Home     Blogs     Copyright 2019, Randy Strauss

Ol' Yeller and the Phoenix

I wrote on Facebook all but the "AB" line, below:


My son yelled to me across the house- I couldn't hear him. So I connected my bluetooth headset and called him. But I couldn't hear him. Guessing it was my headset, I disconnected and tried to connect again. My phone put up a message "Hit any key on the keyboard to connect" but it displayed no keyboard??? I dis- & re-connected a couple of times. Finally I switched to another headset. This time it worked. He said it was probably his phone.
This insistence on simplicity seems bad. It'd be nice if most apps had a "debug" button. For the phone, it'd show which microphone and speaker it was using and the sound levels for each, so if one's not hearing or being heard, it'd be clear where the problem was- receiving or hearing, transmitting or being heard...
The "Hit any key on the keyboard" message was just bizarre...
AB: I'm in the Camp that said yeller needs to walk across the house to speak in a normal tone. Forget electricity and connectivity.
You seem to be in the camp of commonly accepted social norms, in this case, interpreting his actions as meaning something about consideration and respect. Ol' yeller has his own gestalt suited to his own non-neurotypical make-up. I find that adapting and communicating work better than attaching myself to a position and making him wrong.
The result is workability and relationship, but at a cost. My highly judgmental ego doesn't get to be right. But it compensates by unnecessarily insisting its adaptation is now right...
(At times, I think my ego is really a phoenix, frequently dying but then rising from the ashes...)

I think I've had this realization, correcting my ego only to have it come right back, on average about once a day for the last 40 years...

I felt a bit guilty about answering her perfectly normal reply with such a long missive. I almost, but didn't, apologize and offer the following story:

When my son was little, he'd often ask question after question about how something worked- for hours.
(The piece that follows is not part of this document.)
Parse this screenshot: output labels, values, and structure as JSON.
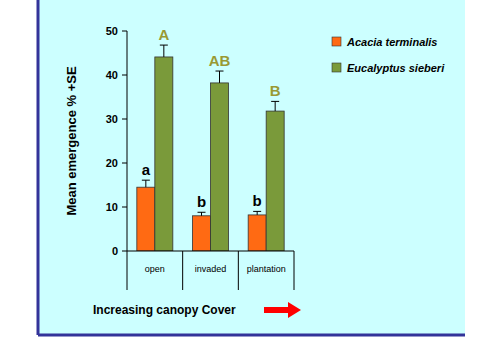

I grew tired of the challenge of answering questions piecemeal, plus the constant interruptions. I tried asking him what model he had in his brain that was prompting them, but he was too little...

So I began answering questions at length. If he asked, for instance why two electrons repel each other, I'd tell him all about electrons and their properties and how they acted, plus protons and neutrons, plus how the charge then created electric current, and about capacitance and the difference between AC and DC.

Instead of answering just the question, I tried to answer it in a larger context and then describe the context as a system with rich components and behaviors.

Typically, he'd listen closely for a few minutes. Then his brain would fill up and he'd go away.

My wife disapproved. She said one shouldn't do more that give a simple answer, so the child could work things out for himself.

My mother, on the other hand, was horrified. She thought the complexity was actually harming him.


I wasn't prone, I believe, to this sort of behavior, perhaps now called "mansplaining", earlier in my life.

But now I enjoy it, writing my thoughts. 'Yet another manifestation of ego.